Si è tenuto a maggio a Milano l’ E-commerce Netcomm Forum 2009 durante il quale sono stati presentati gli aggiornamenti dell’ Osservatorio B2c Netcomm – School of Management Politecnico di Milano sull’andamento dell’e-commerce in Italia.
I dati presentati ci forniscono l’occasione di analizzare con elementi oggettivi un settore che come agenzia notavamo in forte fermento e questo anno in una fase di evoluzione strategica, anche a causa della (grazie alla? per colpa della?) crisi che sta investendo l’economia.
Innanzi tutto i dati. Emerge uno scenario strutturalmente in ascesa nonostante la crisi: in base all’andamento dei primi mesi (gennaio-aprile) la previsione dell’osservatorio è di un aumento del 10% del volume ordine nel 2009, anche maggiore per gli e-commerce di prodotti (più avanti vediamo perché può essere importante il confronto con quelli di servizi) in cui si stima un aumento del 13% del fatturato.
Il valore assoluto di vendite all’estero dovrebbe aumentare del 20%. Non stupisce quindi che gli stessi operatori si dichiarino piuttosto ottimisti: l’80% infatti si aspetta aumenti di fatturato nel 2009.
L’e-commerce è maturo
Andando ad analizzare i dati più strutturali, non solo riferiti all’ultimo anno, quello che salta agli occhi è che probabilmente siamo ad un punto di massa critica: l’e-commerce inizia a fare numeri e i potenziali clienti sono evoluti. A dimostrazione del primo punto è sufficiente ricordare che da un volume di 711 mln di euro nel 2002 siamo arrivati a 5914 mln di euro nel 2008 (si veda il grafico di crescita nella relazione dell’osservatorio).
Per quanto riguarda il pubblico il dato più significativo è relativo all’uso dello strumento di pagamento: l’80% utilizza Carta di Credito e Pay Pal, cioè i mezzi più adatti ed evoluti per questo tipo di transazione, in linea con i mercati online esteri più all’avanguardia.

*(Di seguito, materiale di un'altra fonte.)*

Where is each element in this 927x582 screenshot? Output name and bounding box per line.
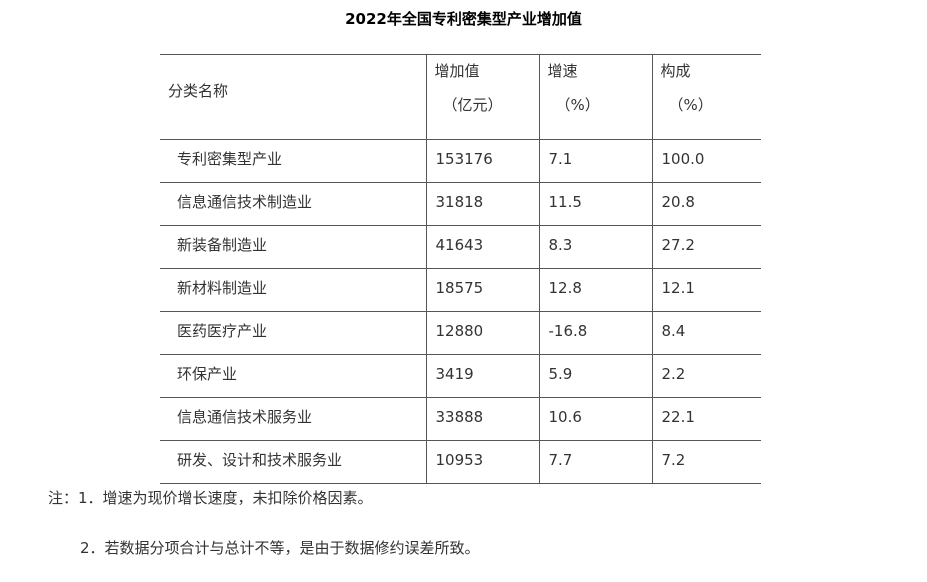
row-share-cell: 20.8: [651, 182, 761, 226]
row-growth-cell: 10.6: [538, 397, 652, 441]
table-row: 信息通信技术制造业 31818 11.5 20.8: [160, 182, 761, 226]
header-share-label: 构成: [660, 62, 691, 80]
row-growth-cell: 7.7: [538, 440, 652, 484]
table-row: 医药医疗产业 12880 -16.8 8.4: [160, 311, 761, 355]
row-value-cell: 33888: [425, 397, 539, 441]
row-share: 22.1: [661, 408, 695, 426]
header-value-label: 增加值: [434, 62, 480, 80]
row-growth-cell: 8.3: [538, 225, 652, 269]
row-category-name-cell: 医药医疗产业: [160, 311, 426, 355]
footnote-2: 2．若数据分项合计与总计不等，是由于数据修约误差所致。: [80, 539, 480, 557]
header-name-cell: 分类名称: [160, 54, 426, 140]
row-category-name-cell: 专利密集型产业: [160, 139, 426, 183]
row-growth-cell: 12.8: [538, 268, 652, 312]
row-growth: 7.1: [548, 150, 573, 168]
row-share: 20.8: [661, 193, 695, 211]
row-value: 12880: [435, 322, 484, 340]
table-row: 研发、设计和技术服务业 10953 7.7 7.2: [160, 440, 761, 484]
table-row: 新装备制造业 41643 8.3 27.2: [160, 225, 761, 269]
row-value: 3419: [435, 365, 474, 383]
row-growth: 12.8: [548, 279, 582, 297]
row-share-cell: 2.2: [651, 354, 761, 398]
row-category-name-cell: 研发、设计和技术服务业: [160, 440, 426, 484]
row-share-cell: 100.0: [651, 139, 761, 183]
row-value-cell: 41643: [425, 225, 539, 269]
row-growth: -16.8: [548, 322, 588, 340]
row-value-cell: 31818: [425, 182, 539, 226]
header-value-unit: （亿元）: [442, 96, 503, 114]
row-share-cell: 7.2: [651, 440, 761, 484]
row-share: 27.2: [661, 236, 695, 254]
row-value: 31818: [435, 193, 484, 211]
row-share-cell: 8.4: [651, 311, 761, 355]
row-value-cell: 10953: [425, 440, 539, 484]
table-row: 新材料制造业 18575 12.8 12.1: [160, 268, 761, 312]
table-row: 信息通信技术服务业 33888 10.6 22.1: [160, 397, 761, 441]
row-growth: 11.5: [548, 193, 582, 211]
row-growth: 5.9: [548, 365, 573, 383]
row-growth-cell: 5.9: [538, 354, 652, 398]
footnote-1: 注：1．增速为现价增长速度，未扣除价格因素。: [48, 489, 373, 507]
row-category-name: 新装备制造业: [177, 236, 268, 254]
row-category-name: 新材料制造业: [177, 279, 268, 297]
row-category-name-cell: 环保产业: [160, 354, 426, 398]
row-share-cell: 12.1: [651, 268, 761, 312]
row-share-cell: 27.2: [651, 225, 761, 269]
row-value-cell: 18575: [425, 268, 539, 312]
industry-value-table: 分类名称 增加值 （亿元） 增速 （%） 构成 （%） 专利密集型产业 15317…: [160, 54, 761, 484]
row-share: 2.2: [661, 365, 686, 383]
row-category-name-cell: 信息通信技术制造业: [160, 182, 426, 226]
table-row: 专利密集型产业 153176 7.1 100.0: [160, 139, 761, 183]
row-value: 10953: [435, 451, 484, 469]
row-growth-cell: 7.1: [538, 139, 652, 183]
header-name: 分类名称: [168, 82, 229, 100]
row-value: 18575: [435, 279, 484, 297]
header-share-cell: 构成 （%）: [651, 54, 761, 140]
row-category-name: 研发、设计和技术服务业: [177, 451, 343, 469]
row-growth: 10.6: [548, 408, 582, 426]
page-title: 2022年全国专利密集型产业增加值: [345, 10, 582, 28]
row-value: 33888: [435, 408, 484, 426]
row-category-name: 环保产业: [177, 365, 238, 383]
row-growth: 8.3: [548, 236, 573, 254]
row-share: 12.1: [661, 279, 695, 297]
row-category-name-cell: 新装备制造业: [160, 225, 426, 269]
row-value-cell: 12880: [425, 311, 539, 355]
row-value-cell: 3419: [425, 354, 539, 398]
row-category-name-cell: 新材料制造业: [160, 268, 426, 312]
row-value-cell: 153176: [425, 139, 539, 183]
header-growth-unit: （%）: [555, 96, 600, 114]
row-share: 7.2: [661, 451, 686, 469]
row-category-name: 信息通信技术制造业: [177, 193, 313, 211]
header-growth-label: 增速: [547, 62, 578, 80]
row-category-name: 专利密集型产业: [177, 150, 283, 168]
row-share-cell: 22.1: [651, 397, 761, 441]
header-share-unit: （%）: [668, 96, 713, 114]
row-category-name-cell: 信息通信技术服务业: [160, 397, 426, 441]
row-category-name: 医药医疗产业: [177, 322, 268, 340]
row-share: 100.0: [661, 150, 705, 168]
row-growth: 7.7: [548, 451, 573, 469]
row-value: 41643: [435, 236, 484, 254]
table-row: 环保产业 3419 5.9 2.2: [160, 354, 761, 398]
row-value: 153176: [435, 150, 493, 168]
row-growth-cell: 11.5: [538, 182, 652, 226]
row-share: 8.4: [661, 322, 686, 340]
row-category-name: 信息通信技术服务业: [177, 408, 313, 426]
table-header-row: 分类名称 增加值 （亿元） 增速 （%） 构成 （%）: [160, 54, 761, 140]
table-body: 专利密集型产业 153176 7.1 100.0 信息通信技术制造业 31818 11.5 2…: [160, 139, 761, 484]
header-value-cell: 增加值 （亿元）: [425, 54, 539, 140]
header-growth-cell: 增速 （%）: [538, 54, 652, 140]
row-growth-cell: -16.8: [538, 311, 652, 355]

Ma l’idea che siamo ad un punto di svolta è dimostrata anche dall’articolarsi degli operatori attivi con e-commerce. Mentre gli scorsi anni era presente soprattutto l’offerta da parte di attività nate per il web (le dotcom), aumenta considerevolmente la fetta che fa capo ad aziende tradizionali che hanno deciso di sfruttare anche il canale web per le loro vendite, diversificando i canali distributivi.
Aziende di prodotti, multicanalità e crisi. Tre coordinate per capire cosa sarà dopo la crisi
La fase economica che stiamo attraversando diventa un’ulteriore spinta ad un’evoluzione molto rapida:, a prescindere dall’e-commerce, i canali distributivi tradizionali sono scossi, ristrutturati e reinventati a causa della crisi. Le aziende iniziano a considerare l’e-commerce non necessariamente in concorrenza con la distribuzione esistente ma una integrazione e potenziamento del patrimonio già presente. Le strategie di vendita online sono pensate in base alla necessità di collaborare con la distribuzione tradizionale e di incentivarla.
Un altro elemento interessante è che rispetto agli altri paesi in Italia la quota di e-commerce che vende prodotti è minore (confrontata a quella dei servizi). Vi è quindi un terreno di crescita potenziale molto ampio, in un paese in cui la vocazione manifatturiera e artigianale è forte e di qualità.
In questa fase quelle aziende “tradizionali” che riusciranno a prendere posizione potrebbero essere i leader dei mercati online in uno scenario post-crisi in cui operatori, strategie e canali distributivi saranno molto diversi da quelli attuali.